Conflict Alerts # 433, 8 September 2021
In the news
On 2 September, thousands of protesters gathered at the capital of Thailand at the Asoke intersection in Central Bangkok, calling out for the resignation of Prime Minister Prayuth Chan-o-cha. Despite the warnings given by the police that protests were banned due to the coronavirus restrictions, the demonstration was one of the biggest such gatherings in the year. During recent protests, security officers used tear gas, water cannons, and rubber bullets against demonstrators who have thrown stones and firecrackers.
On 4 September, the prime minister and his five cabinet members won the no-confidence vote. This is the government's third censure motion, and it comes as pro-democracy demonstrators have been preparing for further rallies.
Lawmakers accused his government of mishandling the pandemic. They chastised him for the devastating economic impact, blaming the government's slow vaccine rollout on a lack of advance vaccine orders and deciding not to join the international COVAX vaccine-supply scheme.
Issues at large
First, return of protests. Since the beginning of 2020, Thailand has seen a series of protests targeting Prayuth's regime. The collapse of the Future Forward Party in February 2020, a party that frequently attacked Prayuth, sparked earlier protests. Later, the protests grew to include demands for Thai monarchy reforms. However, when the pandemic struck, the protests came to a standstill for a short time before resuming in July of last year. The impact of COVID-19 and the implementation of the Emergency Decree put the country under lockdown, sparked the protests this time.

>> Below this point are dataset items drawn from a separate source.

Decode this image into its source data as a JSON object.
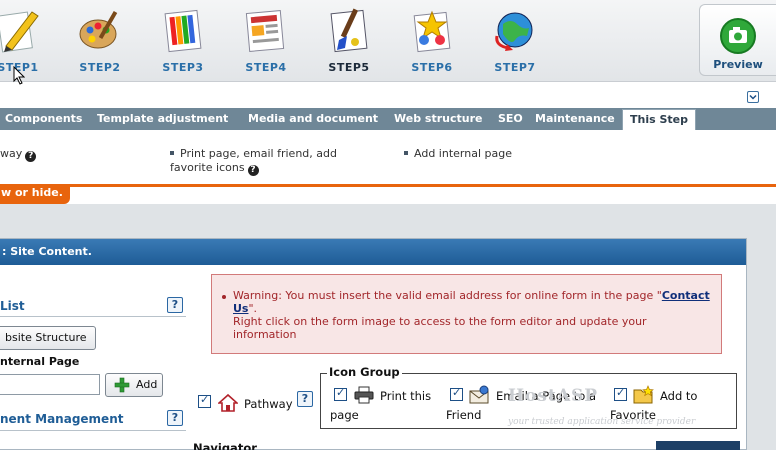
{
  "steps": [
    {
      "label": "STEP1",
      "icon": "pencil-icon"
    },
    {
      "label": "STEP2",
      "icon": "palette-icon"
    },
    {
      "label": "STEP3",
      "icon": "color-swatches-icon"
    },
    {
      "label": "STEP4",
      "icon": "document-layout-icon"
    },
    {
      "label": "STEP5",
      "icon": "paint-brush-icon"
    },
    {
      "label": "STEP6",
      "icon": "star-puzzle-icon"
    },
    {
      "label": "STEP7",
      "icon": "globe-icon"
    }
  ],
  "current_step": "STEP5",
  "preview": {
    "label": "Preview",
    "icon": "camera-icon"
  },
  "nav_tabs": [
    "Components",
    "Template adjustment",
    "Media and document",
    "Web structure",
    "SEO",
    "Maintenance",
    "This Step"
  ],
  "active_tab": "This Step",
  "help_items": {
    "item1": "way",
    "item2_line1": "Print page, email friend, add",
    "item2_line2": "favorite icons",
    "item3": "Add internal page"
  },
  "orange_tab": "w or hide.",
  "panel_title": ": Site Content.",
  "sidebar": {
    "list_title": "List",
    "website_structure_button": "bsite Structure",
    "internal_page_label": "nternal Page",
    "internal_page_value": "",
    "add_button": "Add",
    "management_title": "nent Management",
    "help": "?"
  },
  "warning": {
    "text_before": "Warning: You must insert the valid email address for online form in the page \"",
    "link": "Contact Us",
    "text_after": "\".",
    "line2": "Right click on the form image to access to the form editor and update your information"
  },
  "pathway": {
    "label": "Pathway",
    "help": "?"
  },
  "icon_group": {
    "legend": "Icon Group",
    "print": [
      "Print this",
      "page"
    ],
    "email": [
      "Email a Page to a",
      "Friend"
    ],
    "favorite": [
      "Add to",
      "Favorite"
    ]
  },
  "watermark": {
    "title": "HostASP",
    "tagline": "your trusted application service provider"
  },
  "navigator_label": "Navigator",
  "colors": {
    "accent_blue": "#1e5c96",
    "nav_gray": "#6f8797",
    "orange": "#e8640d",
    "warning_text": "#a2262a"
  }
}
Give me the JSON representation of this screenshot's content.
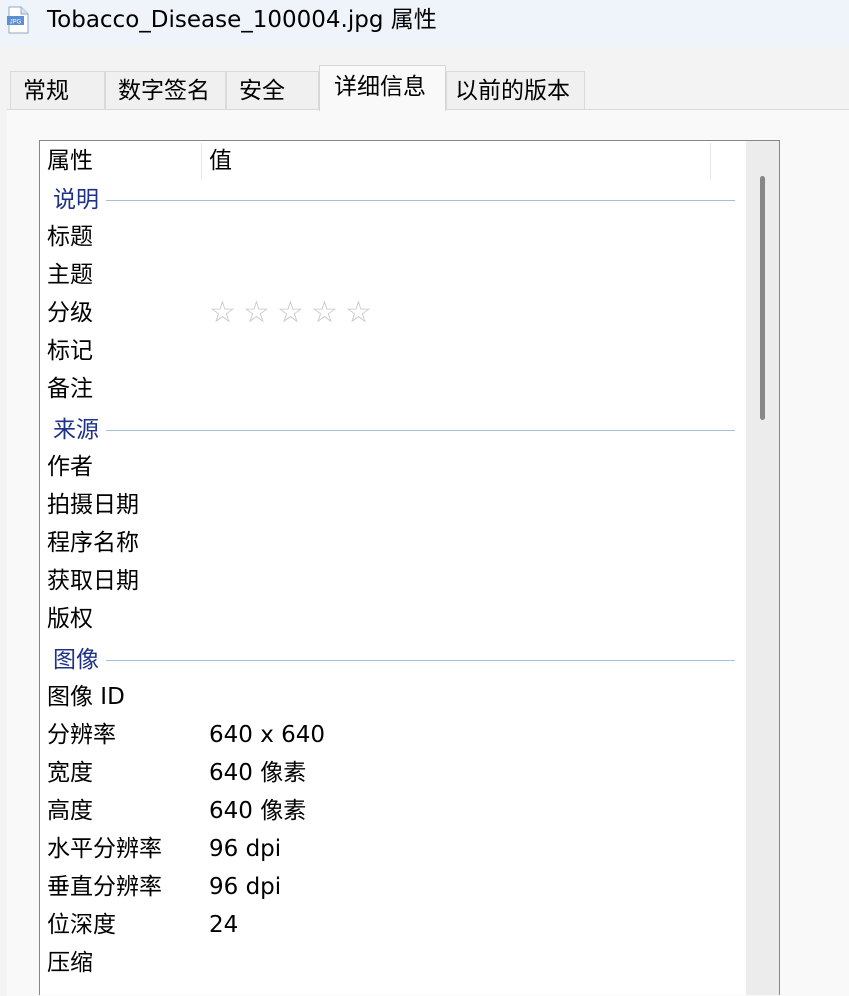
{
  "window": {
    "title": "Tobacco_Disease_100004.jpg 属性",
    "file_icon_text": "JPG"
  },
  "tabs": [
    {
      "label": "常规"
    },
    {
      "label": "数字签名"
    },
    {
      "label": "安全"
    },
    {
      "label": "详细信息",
      "active": true
    },
    {
      "label": "以前的版本"
    }
  ],
  "list": {
    "headers": {
      "property": "属性",
      "value": "值"
    },
    "groups": {
      "description": {
        "label": "说明",
        "rows": [
          {
            "name": "标题",
            "value": ""
          },
          {
            "name": "主题",
            "value": ""
          },
          {
            "name": "分级",
            "rating_stars": 0,
            "rating_max": 5
          },
          {
            "name": "标记",
            "value": ""
          },
          {
            "name": "备注",
            "value": ""
          }
        ]
      },
      "origin": {
        "label": "来源",
        "rows": [
          {
            "name": "作者",
            "value": ""
          },
          {
            "name": "拍摄日期",
            "value": ""
          },
          {
            "name": "程序名称",
            "value": ""
          },
          {
            "name": "获取日期",
            "value": ""
          },
          {
            "name": "版权",
            "value": ""
          }
        ]
      },
      "image": {
        "label": "图像",
        "rows": [
          {
            "name": "图像 ID",
            "value": ""
          },
          {
            "name": "分辨率",
            "value": "640 x 640"
          },
          {
            "name": "宽度",
            "value": "640 像素"
          },
          {
            "name": "高度",
            "value": "640 像素"
          },
          {
            "name": "水平分辨率",
            "value": "96 dpi"
          },
          {
            "name": "垂直分辨率",
            "value": "96 dpi"
          },
          {
            "name": "位深度",
            "value": "24"
          },
          {
            "name": "压缩",
            "value": ""
          }
        ]
      }
    }
  },
  "colors": {
    "group_label": "#1e3287",
    "group_line": "#a8c0d6",
    "star_empty": "#c6c6c6"
  },
  "icons": {
    "file": "jpg-file-icon",
    "rating_empty": "☆"
  }
}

Second, different trigger points. The underlying reason for the protests remaining the same showcased different trigger points in terms of demonstrators calling for the prime minister to resign as a result of his bad handling of the COVID-19 outbreak, as well as a partial reallocation of Thailand's monarchy and military budget to deal with the problem; emphasizing the inequity ingrained in Thailand's political system, pushing for a total overhaul of the country's administration, constitution, and monarchy. As both sides reject compromise and the ruling party clings to power, tensions rise, swiftly protests erupt.
Third, the four different waves experienced. From February 2020 until now, the protests only seemed to intensify and become a sign of widespread anger and desperation. The first wave demonstrated protests that were only restricted to individual institutions; the second wave emphasizing three major demands being put forth, namely: dissolution of the house, ending intimidation of the people and drafting a new constitution alongside anti-royal protests; the third wave bringing the country hit by the second wave of the pandemic along with the Coup d’état in Myanmar into shackles; the fourth wave which continues observing the pandemic worsening and increased violent protests against the Prime Minister.
Fourth, state responses. The junta inadvertently helped develop a new politically aware cohort free of the baggage of previous political parties by remaining in power for so long and preventing overt politicking. The government uses force and intimidation, arbitrary detention, arrests and changes, along with the Prime Minister criticizing the protests for worsening the country's economic situation.
First, since late June, protests against Prayuth have gathered traction, as groups that demanded his ouster last year have resurfaced with newfound support from citizens enraged by the growing coronavirus crisis. Second, the demonstrators hold Prayuth responsible for the pandemic's handling, specifically his failure to procure a timely and appropriate vaccine supply. Only 13% of Thailand's population of over 66 million people have received all of their vaccinations, the continuation of turmoil and chaotic protests seem to continue with a sense of newfound objectives.